George Yatchisin
But back to the beginning. The brats terrorize, in their pre-teen way, an older girl, who spends most of the film cruising about on a bicycle, her skirt billowing, her legs pumping, revving the RPMs of each not-yet-adolescent heart just shaking out the dust of the French equivalent of cooties. The girl ends up with a boyfriend, and the brats pranking increases, for they aren't old enough to rank the lowly title of boyfriend, can't yet understand losing themselves in a field of flowers, in a pair of eyes. It's hard to believe there is a time when adolescence is a step up, is evolution. But Truffaut, a wild child-man, knew.

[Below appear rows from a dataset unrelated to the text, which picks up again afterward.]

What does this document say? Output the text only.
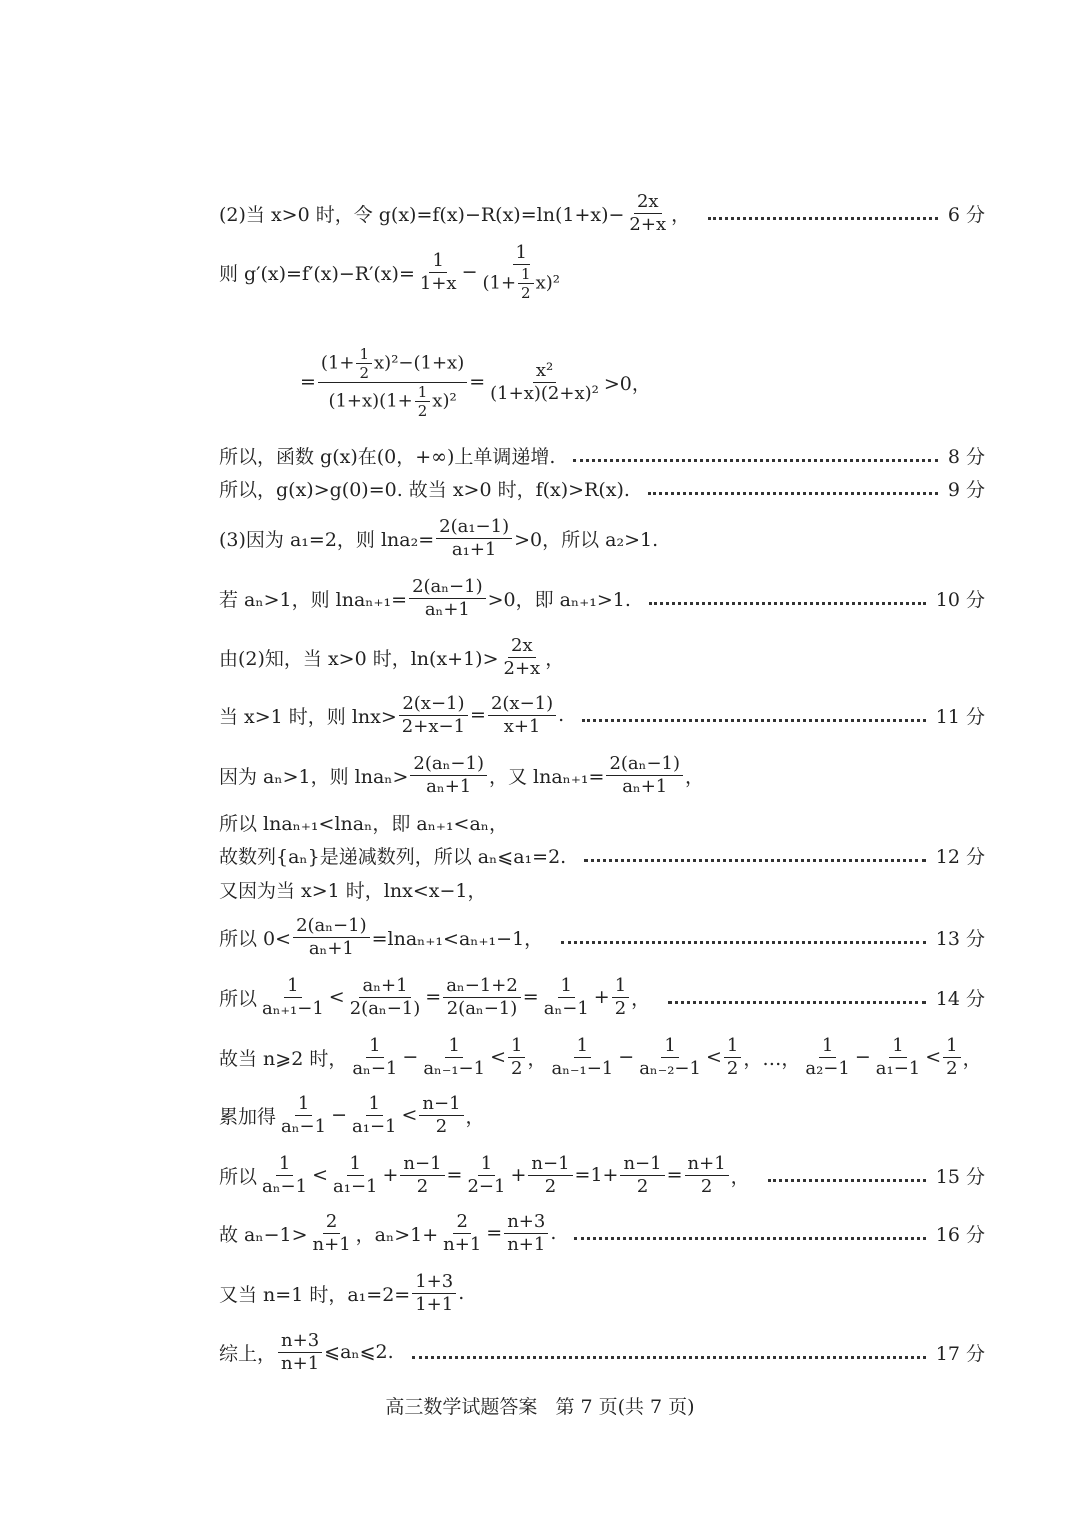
(2)当 x>0 时，令 $g(x)=f(x)-R(x)=\ln(1+x)- \frac{2x}{2+x}$ ，	6 分
则 $g'(x)=f'(x)-R'(x)= \frac{1}{1+x} - \frac{1}{(1+ \frac{1}{2} x)^2}$
= $\frac{(1+ \frac{1}{2} x)^2-(1+x)}{(1+x)(1+ \frac{1}{2} x)^2} = \frac{\text{x²}}{\text{(1+x)(2+x)²}} >0$，
所以，函数 g(x)在(0，+∞)上单调递增.	8 分
所以，g(x)>g(0)=0. 故当 x>0 时，f(x)>R(x).	9 分
(3)因为 a₁=2，则 $\ln a_2= \frac{\text{2(a₁−1)}}{\text{a₁+1}} >0$，所以 a₂>1.
若 aₙ>1，则 $\ln a_{n+1}= \frac{\text{2(aₙ−1)}}{\text{aₙ+1}} >0$，即 aₙ₊₁>1.	10 分
由(2)知，当 x>0 时，$\ln(x+1)> \frac{2x}{2+x}$ ，
当 x>1 时，则 $\ln x> \frac{2(x-1)}{2+x-1} = \frac{2(x-1)}{x+1}$ .	11 分
因为 aₙ>1，则 $\ln a_n> \frac{\text{2(aₙ−1)}}{\text{aₙ+1}}$ ，又 $\ln a_{n+1}= \frac{\text{2(aₙ−1)}}{\text{aₙ+1}}$ ，
所以 lnaₙ₊₁<lnaₙ，即 aₙ₊₁<aₙ，
故数列{aₙ}是递减数列，所以 aₙ⩽a₁=2.	12 分
又因为当 x>1 时，lnx<x−1，
所以 $0< \frac{\text{2(aₙ−1)}}{\text{aₙ+1}} =\ln a_{n+1}<a_{n+1}-1$，	13 分
所以 $\frac{1}{\text{aₙ₊₁−1}} < \frac{\text{aₙ+1}}{\text{2(aₙ−1)}} = \frac{\text{aₙ−1+2}}{\text{2(aₙ−1)}} = \frac{1}{\text{aₙ−1}} + \frac{1}{2}$ ，	14 分
故当 n⩾2 时， $\frac{1}{\text{aₙ−1}} - \frac{1}{\text{aₙ₋₁−1}} < \frac{1}{2}$ ， $\frac{1}{\text{aₙ₋₁−1}} - \frac{1}{\text{aₙ₋₂−1}} < \frac{1}{2}$ ，…， $\frac{1}{\text{a₂−1}} - \frac{1}{\text{a₁−1}} < \frac{1}{2}$ ，
累加得 $\frac{1}{\text{aₙ−1}} - \frac{1}{\text{a₁−1}} < \frac{n-1}{2}$ ，
所以 $\frac{1}{\text{aₙ−1}} < \frac{1}{\text{a₁−1}} + \frac{n-1}{2} = \frac{1}{2-1} + \frac{n-1}{2} =1+ \frac{n-1}{2} = \frac{n+1}{2}$ ，	15 分
故 $a_n-1> \frac{2}{n+1}$ ，$a_n>1+ \frac{2}{n+1} = \frac{n+3}{n+1}$ .	16 分
又当 n=1 时，$a_1=2= \frac{1+3}{1+1}$ .
综上， $\frac{n+3}{n+1}$ ⩽aₙ⩽2.	17 分
高三数学试题答案 第 7 页(共 7 页)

The moment, the strange movie moment, occurs when the brats are left alone with the girl's bike, while she wanders off with her boyfriend for a necking party in the woods. Truffaut slows the movie down, time expands, and one brat lowers his head reverently to sniff at her bicycle seat. When time returns, he doesn't scrunch up his face, he doesn't skip about at the edges of adulthood. When he raises his head, he looks unchanged, as if everything were as it should be, as if he knew what he knew, as if nothing could change a brat.
For some reason, I want to say the movie ends more bitter than sweet, that the boyfriend dies, or moves away, or falls out of love. But all I recall for sure is one brat, his nose to sweaty leather, learning what he's in for, not turning away.